Tradition holds that a murder lacking significant leads or arrests within the first three days has little chance of being solved, according to a report prepared for the Bureau of Justice Assistance this year.

Old cases, the report said, can require large amounts of labor and time, and may demand innovative investigative techniques.

Although forensic analysis and investigative techniques have greatly improved over the years, the report said, the resolution of cold cases is primarily rooted in a squads ability to identify, locate, and secure the testimony and cooperation of witnesses and informants.

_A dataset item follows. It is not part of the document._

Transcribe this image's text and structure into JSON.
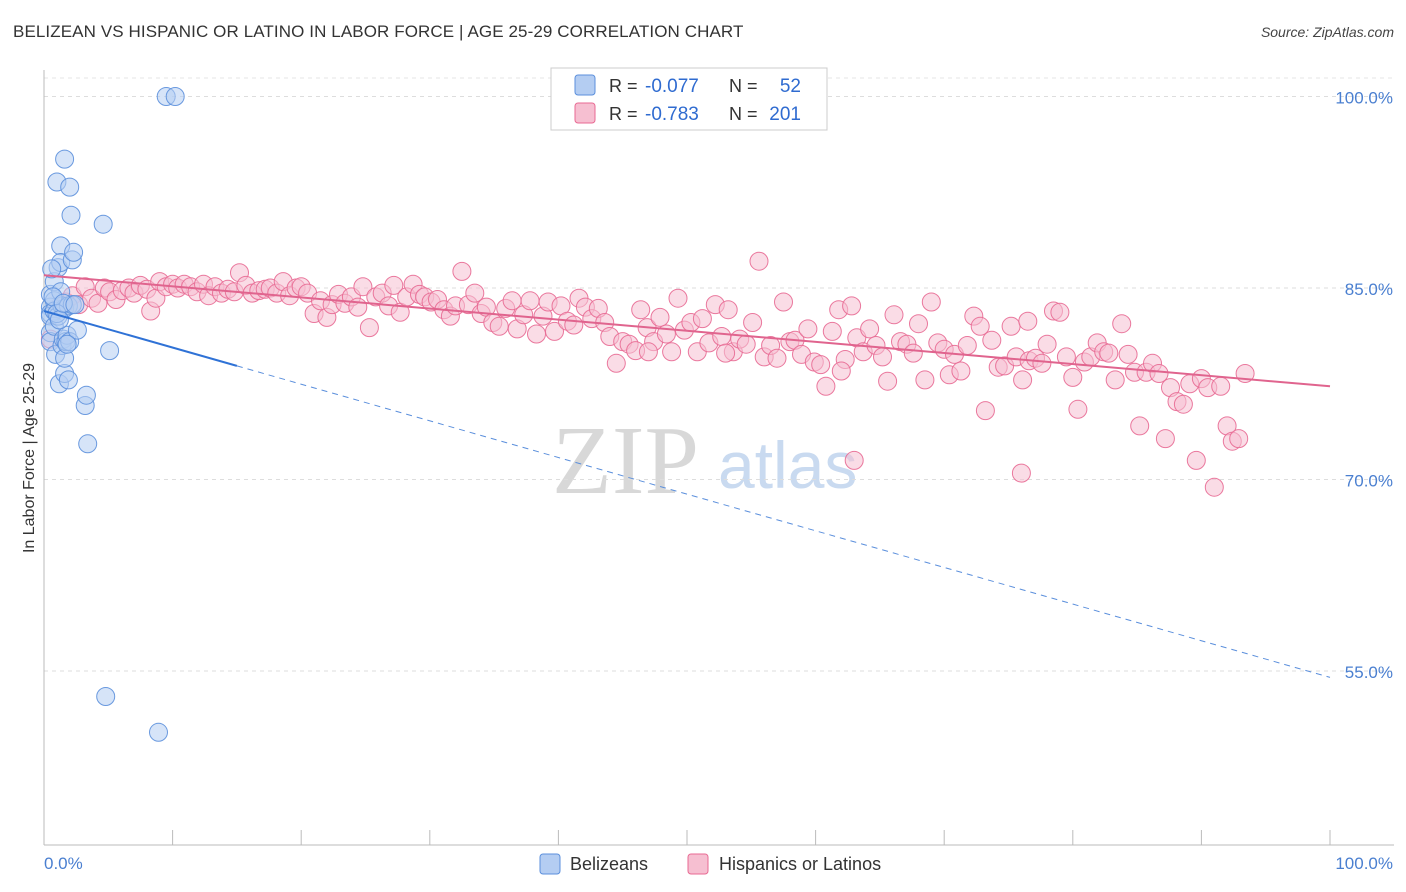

That is apparently what happened in the two Johnson County cases. Although investigators have not provided all the details, they do say that new technology did not bring about the arrests.

Indeed, nothing replaces the dedicated cop willing to plow through old files, look for something that might have been missed and search out people who knew about the crime to see whether they might provide new information.

Time actually can be an ally, said Sgt. John Jackson, who heads the Kansas City Police Departments cold-case squad.

Peoples relationships change, he said. People who were friends at the time of the offense are no longer friends, girlfriends are not girlfriends, wives are not wives.

Put simply, a former friend of a killer, unwilling to speak at the time of the crime, may provide critical testimony years later.

New technology is a big ally, too, he said.

For example, the Kansas City Police Departments Web site contains a cold-case squad tips information page, which allows anyone to send tips by e-mail.

On June 4, 1994, just two days after he got married, Jonathan Williams left home near 40th Street and the Paseo and was never seen again. His family feared foul play. The Police Department Web site continues to list him as a missing person.

The sheriff’s office in Houston uses the World Wide Web to describe a 12-year-old murder, to show photos of two possible suspects, and to request tips.

The National Center for Missing and Exploited Children assembled a corps of retired detectives around the nation, available to legal agencies that dust off old files and need assistance, perhaps in a location far from their headquarters.

In Kansas, authorities put on a telethon to solicit clues in the long-unsolved murder of a young Baxter Springs woman.

Occasionally, a cold case will be solved unexpectedly.

In 1998, a Virginia man who could not live with his conscience any longer returned to Johnson County and confessed to murdering a Shawnee woman nearly two decades earlier. He later received a long prison sentence.

Officers in the Olathe Police Department who still remember an unsolved 1997 slaying wish they could be so lucky.

Roger D. Kent, a man who police said engaged in risky behavior, was beaten to death in his home on South Troost Street in Olathe. Police investigated for a long time. They would start again if it might pay off.

“I think someday there will be a break,” Lt. Clark Morrow said. “I think someday the players involved in the case will speak out.”

Detective Bill Wall said the Kent file remained in his office file cabinet, within easy reach.

“Anytime you’re not successful,” he said, “you never forget it.”